Tell us about a project you are working on now which is top of your to-do list
There is without a doubt a crisis in England, as in many locations, in relation to the attraction of people into teaching and of retaining them in the profession once there. We are currently undertaking a project that explores what senior leaders are doing to make their workplaces supportive of all staff, especially in communities with high levels of poverty. The project is shaped by an understanding that the professionalism of teachers needs to be recognised and valued, that young people in all communities are deserving of high-quality teaching and that addressing this issue may require a rethinking of what it means to be a teacher in today’s schools. As part of this strand of work, one of the researchers in the Centre has just been awarded funding from the British Academy to investigate the retention of teachers from minority ethnic groups in disadvantaged schools. I am very much looking forward to working on that project.
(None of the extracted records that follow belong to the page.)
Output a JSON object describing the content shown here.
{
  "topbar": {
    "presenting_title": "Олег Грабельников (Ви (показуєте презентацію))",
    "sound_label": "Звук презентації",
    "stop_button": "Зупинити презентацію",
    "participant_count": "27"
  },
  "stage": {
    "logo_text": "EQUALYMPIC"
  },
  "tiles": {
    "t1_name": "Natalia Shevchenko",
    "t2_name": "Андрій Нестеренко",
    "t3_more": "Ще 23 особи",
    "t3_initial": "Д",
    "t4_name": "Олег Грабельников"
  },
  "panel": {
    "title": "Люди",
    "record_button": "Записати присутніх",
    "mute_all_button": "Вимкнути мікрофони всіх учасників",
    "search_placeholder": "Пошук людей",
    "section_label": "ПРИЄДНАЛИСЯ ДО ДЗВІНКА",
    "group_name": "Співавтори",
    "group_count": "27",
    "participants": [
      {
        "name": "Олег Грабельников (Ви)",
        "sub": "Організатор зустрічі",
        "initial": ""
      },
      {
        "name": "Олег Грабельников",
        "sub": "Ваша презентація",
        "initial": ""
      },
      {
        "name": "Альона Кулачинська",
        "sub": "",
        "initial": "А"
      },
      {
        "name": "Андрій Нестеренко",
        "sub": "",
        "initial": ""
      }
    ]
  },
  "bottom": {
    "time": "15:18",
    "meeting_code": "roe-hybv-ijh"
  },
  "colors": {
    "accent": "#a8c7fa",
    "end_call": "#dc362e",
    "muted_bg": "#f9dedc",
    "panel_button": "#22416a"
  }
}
What is your favourite album, film and novel?
It’s always hard to pick a favourite album – it was a toss-up between Billy Bragg’s Workers’ Playtime and Midnight Oil’s 10, 9, 8, 7, 6, 5, 4, 3, 2, 1 – I’ve come down on the latter – who would have thought that the lead singer, Peter Garrett, would become Australia’s Commonwealth Minister for School Education, Childcare and Youth (especially with his dance moves!). Film? It’s nearly always one that I have seen recently – I just saw The Bookshop on a plane – I loved that. I can’t pick a favourite novel, I love most things written by Jeanette Winterson, Julian Barnes and Isabel Allende.
What advice would you give your younger self?
Not to listen to my older self! I’ve become a bit too sensible, and it would be a shame to have missed out on some of the adventures of my youth.
What would it surprise people to know about you?
I am a bit of a fanatical runner, four years ago I ran in my first 100km ultramarathon. It might also surprise people to know that despite my Australian accent, I am British, my family was part of a programme that assisted British people to move to Australia in the 60s and 70s – we were one of the last boatloads. I am colloquially known there as a ‘£10 Pom’.
What is your favourite place?
One of my favourite places is a beach head in Brixham, Devon, where my grandmother used to live. I spent most of my school holidays there as child before moving to Australia when I was 14. I have often been back, including with my children, it has a special place in my heart.